Knowledge Catalog also provides an intelligent and robust governance framework that lets you define and enforce data and access policies to ensure that the right data go to the right people.
Through Knowledge Catalog's business glossary, users can create a common business vocabulary and associate them to your assets, policies and rules, providing the bridge between the business domain and your technical assets.
Do I need to move my data into Watson Knowledge Catalog?
No, you can keep your data in their existing repositories. Knowledge Catalog stores the metadata of your assets.
What data sources and asset types are supported?
We provide over 30 connectors to cloud or on premises data source types that will allow you to connect to your remote data assets. For example, we provide connectors to IBM Db2 in the cloud or on premises, Cloudant, Cloud Object Storage, Oracle, Microsoft SQL Server, Microsoft Azure, Amazon S3, Salesforce.com, Hortonworks HDFS, Sybase and many more.
In addition to assets from remote data sources, Knowledge Catalog supports other asset types such as structured data (row/column), semi-structured, and unstructured data. For example, you can add csv, Excel, pdf, text, Microsoft Word, ipynb, image, html files etc to the catalog to profile and share with other users.
What is the maximum number of assets I can have in Watson Knowledge Catalog?
With the Professional plan, there is no limit in the number of assets you can have in Knowledge Catalog. With the Lite and Standard plans, the limits are 50 and 500 assets, respectively.
Does Watson Knowledge Catalog provide governance services?
Knowledge Catalog includes an automated policy enforcement engine that will determine outcomes based upon the policies and the action taken place. Knowledge Catalog provides the ability to set up your governance policies within the system so that you can restrict access to data or transform the data by masking sensitive content.
Does Watson Knowledge Catalog provide profiling and classification services?
Knowledge Catalog automatically classifies your data assets when they are added to the catalog. Out of the box, it provides over 160 classifiers including names, emails, postal addresses, credit card numbers, driver's licenses, government identification numbers, date of birth, demographic information, DUNS number and more.

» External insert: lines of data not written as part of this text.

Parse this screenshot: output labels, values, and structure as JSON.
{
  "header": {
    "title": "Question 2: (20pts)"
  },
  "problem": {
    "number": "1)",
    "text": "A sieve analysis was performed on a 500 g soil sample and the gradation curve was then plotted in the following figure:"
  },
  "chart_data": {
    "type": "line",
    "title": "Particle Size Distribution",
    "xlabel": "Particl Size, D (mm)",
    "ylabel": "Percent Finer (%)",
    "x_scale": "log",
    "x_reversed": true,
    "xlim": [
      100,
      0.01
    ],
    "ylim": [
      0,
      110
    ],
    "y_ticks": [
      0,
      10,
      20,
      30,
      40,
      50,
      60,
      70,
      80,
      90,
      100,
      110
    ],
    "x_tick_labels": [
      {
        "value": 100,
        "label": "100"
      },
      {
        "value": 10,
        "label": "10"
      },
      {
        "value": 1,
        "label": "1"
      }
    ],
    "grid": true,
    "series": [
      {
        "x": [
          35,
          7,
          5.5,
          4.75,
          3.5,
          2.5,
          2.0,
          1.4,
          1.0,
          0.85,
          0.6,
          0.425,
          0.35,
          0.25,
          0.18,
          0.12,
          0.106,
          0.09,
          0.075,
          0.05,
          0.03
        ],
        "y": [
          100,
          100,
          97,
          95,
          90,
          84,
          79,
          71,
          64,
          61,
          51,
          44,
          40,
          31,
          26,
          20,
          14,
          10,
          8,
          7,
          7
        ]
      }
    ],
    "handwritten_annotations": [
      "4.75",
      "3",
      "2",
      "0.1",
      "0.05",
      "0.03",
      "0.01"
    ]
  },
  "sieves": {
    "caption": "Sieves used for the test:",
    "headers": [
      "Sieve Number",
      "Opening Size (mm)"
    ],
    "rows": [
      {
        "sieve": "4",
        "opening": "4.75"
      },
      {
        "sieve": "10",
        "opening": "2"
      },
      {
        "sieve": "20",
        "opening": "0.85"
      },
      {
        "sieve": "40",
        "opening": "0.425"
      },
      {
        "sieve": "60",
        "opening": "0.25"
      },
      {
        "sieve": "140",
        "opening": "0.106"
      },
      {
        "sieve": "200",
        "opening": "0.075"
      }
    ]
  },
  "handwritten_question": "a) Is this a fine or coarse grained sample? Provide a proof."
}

It can also profile unstructured assets and extract meta-data from content such as concepts, entities, keywords, sentiment and emotion.

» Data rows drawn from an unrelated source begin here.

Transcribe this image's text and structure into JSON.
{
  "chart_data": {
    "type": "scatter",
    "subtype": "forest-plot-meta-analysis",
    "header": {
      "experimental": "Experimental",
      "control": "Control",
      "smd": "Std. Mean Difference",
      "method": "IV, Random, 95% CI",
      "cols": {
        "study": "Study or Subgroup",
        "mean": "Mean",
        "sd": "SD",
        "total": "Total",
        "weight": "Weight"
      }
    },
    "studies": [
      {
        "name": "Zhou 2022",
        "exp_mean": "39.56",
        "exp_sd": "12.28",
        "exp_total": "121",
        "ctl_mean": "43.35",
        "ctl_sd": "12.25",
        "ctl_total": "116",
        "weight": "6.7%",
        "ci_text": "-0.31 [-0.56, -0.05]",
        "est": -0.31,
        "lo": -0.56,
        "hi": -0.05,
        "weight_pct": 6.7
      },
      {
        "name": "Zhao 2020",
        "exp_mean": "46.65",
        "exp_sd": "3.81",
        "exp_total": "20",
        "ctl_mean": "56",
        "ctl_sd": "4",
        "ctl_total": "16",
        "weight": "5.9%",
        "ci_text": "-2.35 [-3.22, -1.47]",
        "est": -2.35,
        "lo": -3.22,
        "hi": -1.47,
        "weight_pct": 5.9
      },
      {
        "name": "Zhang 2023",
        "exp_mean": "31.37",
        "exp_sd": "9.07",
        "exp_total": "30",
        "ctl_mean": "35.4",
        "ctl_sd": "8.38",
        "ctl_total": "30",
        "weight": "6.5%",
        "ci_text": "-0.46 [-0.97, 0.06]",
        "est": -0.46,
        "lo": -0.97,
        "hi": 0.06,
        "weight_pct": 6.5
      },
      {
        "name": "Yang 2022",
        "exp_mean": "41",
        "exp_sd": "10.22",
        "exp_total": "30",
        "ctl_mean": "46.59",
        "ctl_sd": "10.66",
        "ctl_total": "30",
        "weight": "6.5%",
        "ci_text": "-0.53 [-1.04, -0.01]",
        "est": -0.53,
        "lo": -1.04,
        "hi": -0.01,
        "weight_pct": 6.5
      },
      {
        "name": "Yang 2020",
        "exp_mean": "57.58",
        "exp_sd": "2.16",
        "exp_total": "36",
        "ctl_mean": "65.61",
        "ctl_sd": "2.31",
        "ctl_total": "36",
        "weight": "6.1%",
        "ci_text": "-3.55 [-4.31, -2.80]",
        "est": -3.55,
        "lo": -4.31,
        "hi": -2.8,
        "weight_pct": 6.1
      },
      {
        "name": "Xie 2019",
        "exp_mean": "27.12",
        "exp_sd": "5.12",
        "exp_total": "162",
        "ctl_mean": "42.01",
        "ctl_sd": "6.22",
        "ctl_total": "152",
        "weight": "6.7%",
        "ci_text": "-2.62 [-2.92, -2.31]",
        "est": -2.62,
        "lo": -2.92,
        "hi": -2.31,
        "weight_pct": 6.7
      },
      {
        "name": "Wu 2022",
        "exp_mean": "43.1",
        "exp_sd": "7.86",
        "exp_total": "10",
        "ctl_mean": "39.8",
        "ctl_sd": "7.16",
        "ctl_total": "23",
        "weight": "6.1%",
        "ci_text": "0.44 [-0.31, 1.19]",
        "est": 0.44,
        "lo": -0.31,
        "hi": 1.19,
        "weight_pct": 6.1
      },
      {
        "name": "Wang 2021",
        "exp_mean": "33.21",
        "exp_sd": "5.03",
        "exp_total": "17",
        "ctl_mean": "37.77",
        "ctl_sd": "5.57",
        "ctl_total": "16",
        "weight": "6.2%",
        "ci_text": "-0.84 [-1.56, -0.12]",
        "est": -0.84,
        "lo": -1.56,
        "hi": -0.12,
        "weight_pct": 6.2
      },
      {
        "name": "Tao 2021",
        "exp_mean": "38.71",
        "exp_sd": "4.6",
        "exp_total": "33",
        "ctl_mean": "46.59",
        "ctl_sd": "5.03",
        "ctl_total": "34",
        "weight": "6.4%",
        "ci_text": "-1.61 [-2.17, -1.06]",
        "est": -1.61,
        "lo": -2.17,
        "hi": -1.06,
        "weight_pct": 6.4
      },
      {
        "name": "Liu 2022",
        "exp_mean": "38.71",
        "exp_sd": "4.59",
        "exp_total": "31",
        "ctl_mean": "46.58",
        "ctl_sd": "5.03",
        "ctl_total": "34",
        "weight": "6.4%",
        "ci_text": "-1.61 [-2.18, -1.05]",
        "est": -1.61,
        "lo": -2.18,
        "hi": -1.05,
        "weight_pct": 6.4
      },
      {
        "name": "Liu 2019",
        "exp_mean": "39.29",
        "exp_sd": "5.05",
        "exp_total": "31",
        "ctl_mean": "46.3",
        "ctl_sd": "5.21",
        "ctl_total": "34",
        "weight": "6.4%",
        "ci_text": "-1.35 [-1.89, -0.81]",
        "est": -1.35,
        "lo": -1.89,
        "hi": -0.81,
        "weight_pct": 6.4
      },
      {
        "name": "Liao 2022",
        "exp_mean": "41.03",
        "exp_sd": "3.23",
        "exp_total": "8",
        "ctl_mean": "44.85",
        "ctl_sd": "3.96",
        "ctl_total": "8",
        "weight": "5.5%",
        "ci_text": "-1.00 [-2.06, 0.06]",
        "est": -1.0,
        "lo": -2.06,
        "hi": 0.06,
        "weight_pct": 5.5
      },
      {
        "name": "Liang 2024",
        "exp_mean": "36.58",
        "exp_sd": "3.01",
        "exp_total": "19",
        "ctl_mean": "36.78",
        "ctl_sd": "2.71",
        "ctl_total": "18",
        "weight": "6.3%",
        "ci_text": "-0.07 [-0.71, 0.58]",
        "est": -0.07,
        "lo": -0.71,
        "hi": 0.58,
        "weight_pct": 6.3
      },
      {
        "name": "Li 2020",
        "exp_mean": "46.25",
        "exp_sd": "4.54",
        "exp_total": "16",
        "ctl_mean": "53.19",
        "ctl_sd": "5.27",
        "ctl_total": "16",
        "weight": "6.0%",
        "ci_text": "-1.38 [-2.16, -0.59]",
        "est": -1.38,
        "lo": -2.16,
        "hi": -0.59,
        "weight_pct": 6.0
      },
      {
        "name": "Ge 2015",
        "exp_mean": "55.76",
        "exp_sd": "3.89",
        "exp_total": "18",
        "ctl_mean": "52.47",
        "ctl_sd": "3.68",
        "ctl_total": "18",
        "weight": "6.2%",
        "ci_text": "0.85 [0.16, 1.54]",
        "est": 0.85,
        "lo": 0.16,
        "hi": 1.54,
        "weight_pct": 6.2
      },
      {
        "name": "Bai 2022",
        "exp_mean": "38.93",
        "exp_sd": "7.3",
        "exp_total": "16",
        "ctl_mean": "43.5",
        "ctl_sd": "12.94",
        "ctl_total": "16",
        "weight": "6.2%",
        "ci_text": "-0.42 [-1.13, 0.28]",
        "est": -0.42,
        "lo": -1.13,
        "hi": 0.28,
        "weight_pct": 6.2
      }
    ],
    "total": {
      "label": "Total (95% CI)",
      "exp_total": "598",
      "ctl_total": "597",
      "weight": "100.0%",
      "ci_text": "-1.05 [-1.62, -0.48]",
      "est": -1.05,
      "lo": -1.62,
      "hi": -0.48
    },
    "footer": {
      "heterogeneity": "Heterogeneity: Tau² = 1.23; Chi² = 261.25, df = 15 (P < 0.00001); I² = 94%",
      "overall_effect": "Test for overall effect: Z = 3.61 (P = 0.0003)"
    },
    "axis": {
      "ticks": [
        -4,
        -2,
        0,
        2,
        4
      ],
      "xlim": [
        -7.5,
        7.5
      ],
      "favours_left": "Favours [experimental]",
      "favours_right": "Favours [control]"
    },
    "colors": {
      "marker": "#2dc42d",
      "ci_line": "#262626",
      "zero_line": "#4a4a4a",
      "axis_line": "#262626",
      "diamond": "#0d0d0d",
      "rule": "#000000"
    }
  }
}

Are there data preparation capabilities in Watson Knowledge Catalog?
Yes, data preparation capabilities are available through Data Refinery, which is part of Watson Knowledge Catalog. Data Refinery provides a rich set of capabilities that not only allow you to discover, cleanse, and transform your data with built-in operations, but it also comes with powerful profiling and visualization tools such as charts, graphs and stats to help you interact with and understand your data. Data access and transform policies defined in Knowledge Catalog are also enforced in Data Refinery to ensure that sensitive data that originated from governed catalogs remain protected.
What are Capacity Unit-Hours?
Data Refinery Flow, Profiling and Sampling jobs are charged for the number of whole or partial hours they run multiplied by the number of Capacity Units required per hour for each capacity type. At the moment, we only support one capacity type in Watson Knowledge Catalog which requires 6 Capacity Units per hours. A minimum charge of 0.96 Capacity Unit-Hours will apply for each job execution. A set number of free Capacity Unit-Hours are included in each plan for the month. For Professional plan, charges will apply once the plan limit is reached for that month. For Lite plan, once the plan limit for that month is reached, a data flow or profiling job cannot be run until the next month or when the plan is upgraded to the Professional plan.

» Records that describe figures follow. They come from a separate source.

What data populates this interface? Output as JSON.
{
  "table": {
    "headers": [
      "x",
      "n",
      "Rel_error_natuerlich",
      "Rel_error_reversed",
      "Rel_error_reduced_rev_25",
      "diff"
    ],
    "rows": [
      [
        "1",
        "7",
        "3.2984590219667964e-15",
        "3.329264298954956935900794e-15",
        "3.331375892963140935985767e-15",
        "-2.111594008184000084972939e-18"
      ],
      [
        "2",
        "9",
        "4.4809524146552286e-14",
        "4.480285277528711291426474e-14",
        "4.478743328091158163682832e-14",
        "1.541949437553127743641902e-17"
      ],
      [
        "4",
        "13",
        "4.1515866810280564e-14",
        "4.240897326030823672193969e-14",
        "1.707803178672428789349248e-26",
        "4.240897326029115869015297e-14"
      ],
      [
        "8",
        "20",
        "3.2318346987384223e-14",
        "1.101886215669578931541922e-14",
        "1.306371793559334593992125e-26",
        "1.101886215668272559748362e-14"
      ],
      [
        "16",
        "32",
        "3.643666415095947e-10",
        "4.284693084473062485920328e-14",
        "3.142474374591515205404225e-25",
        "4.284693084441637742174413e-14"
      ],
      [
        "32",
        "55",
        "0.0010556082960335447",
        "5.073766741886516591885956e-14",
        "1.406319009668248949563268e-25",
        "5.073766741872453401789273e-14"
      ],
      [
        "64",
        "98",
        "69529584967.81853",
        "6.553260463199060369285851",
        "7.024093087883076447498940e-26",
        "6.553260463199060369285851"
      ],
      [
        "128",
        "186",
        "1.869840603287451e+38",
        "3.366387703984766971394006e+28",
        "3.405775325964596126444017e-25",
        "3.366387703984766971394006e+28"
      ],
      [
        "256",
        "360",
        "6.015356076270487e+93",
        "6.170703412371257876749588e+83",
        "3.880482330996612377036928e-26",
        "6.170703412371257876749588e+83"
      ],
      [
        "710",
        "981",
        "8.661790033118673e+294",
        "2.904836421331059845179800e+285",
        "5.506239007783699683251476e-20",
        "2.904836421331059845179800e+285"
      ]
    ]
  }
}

1) A Data Refinery Flow job runs for 30 minutes
0.5 hours * 6 Capacity Units Required Per Hour * 0.5 USD per Capacity Unit-Hour = $1.50
2) A Profiling job runs for 9 minutes (profiling jobs can be automatically or manually triggered)
The minimum charge applies in this scenario:
0.16 hours * 6 Capacity Units Required Per Hour * 0.5 USD per Capacity Unit-Hour = $0.48
3) A Data Refinery Flow job runs for 12 hours
12 hours * 6 Capacity Units Required Per Hour * 0.5 USD per Capacity Unit-Hour = $36
Watson Knowledge Catalog is generally available.